Barbara wants to use GhostCell-like cell borrowing with futures

🚧 Warning: Draft status 🚧

This is a draft "status quo" story submitted as part of the brainstorming period. It is derived from real-life experiences of actual Rust users and is meant to reflect some of the challenges that Async Rust programmers face today.

If you would like to expand on this story, or adjust the answers to the FAQ, feel free to open a PR making edits (but keep in mind that, as they reflect peoples' experiences, status quo stories cannot be wrong, only inaccurate). Alternatively, you may wish to add your own status quo story!

The story

Barbara quite likes using statically-checked cell borrowing. "Cell" in Rust terminology refers to types like Cell or RefCell that enable interior mutability, i.e. modifying or mutably borrowing stuff even if you've only got an immutable reference to it. Statically-checked cell borrowing is a technique whereby one object (an "owner") acts as a gatekeeper for borrow-access to a set of other objects ("cells"). So if you have mutable borrow access to the owner, you can temporarily transfer that mutable borrow access to a cell in order to modify it. This is all checked at compile-time, hence "statically-checked".
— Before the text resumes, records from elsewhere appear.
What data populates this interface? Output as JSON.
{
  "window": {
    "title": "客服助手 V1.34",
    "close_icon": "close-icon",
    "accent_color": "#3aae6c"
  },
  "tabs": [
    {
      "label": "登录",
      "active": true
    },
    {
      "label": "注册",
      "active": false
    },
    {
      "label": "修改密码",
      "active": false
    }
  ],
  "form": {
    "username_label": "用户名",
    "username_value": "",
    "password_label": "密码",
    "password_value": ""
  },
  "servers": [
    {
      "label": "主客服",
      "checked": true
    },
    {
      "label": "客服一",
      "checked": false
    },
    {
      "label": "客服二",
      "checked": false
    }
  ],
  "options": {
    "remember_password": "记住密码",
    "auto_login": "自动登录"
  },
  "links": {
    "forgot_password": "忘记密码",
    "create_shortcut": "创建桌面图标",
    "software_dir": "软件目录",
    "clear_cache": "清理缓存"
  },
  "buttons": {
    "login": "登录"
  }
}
In comparison RefCell does borrow-checking, but it is checked at runtime and it will panic if you make a coding mistake. The advantage of statically-checked borrowing is that it cannot panic at runtime, i.e. all your borrowing bugs show up at compile time. The history goes way back, and the technique has been reinvented at least 2-3 times as far as Barbara is aware. This is implemented in various forms in GhostCell and qcell.

Barbara would like to use statically-checked cell borrowing within futures, but there is no way to get the owner borrow through the Future::poll call, i.e. there is no argument or object that the runtime could save the borrow in. Mostly this does not cause a problem, because there are other ways for a runtime to share data, e.g. data can be incorporated into the future when it is created. However in this specific case, for the specific technique of statically-checked cell borrows, we need an active borrow to the owner to be passed down the call stack through all the poll calls.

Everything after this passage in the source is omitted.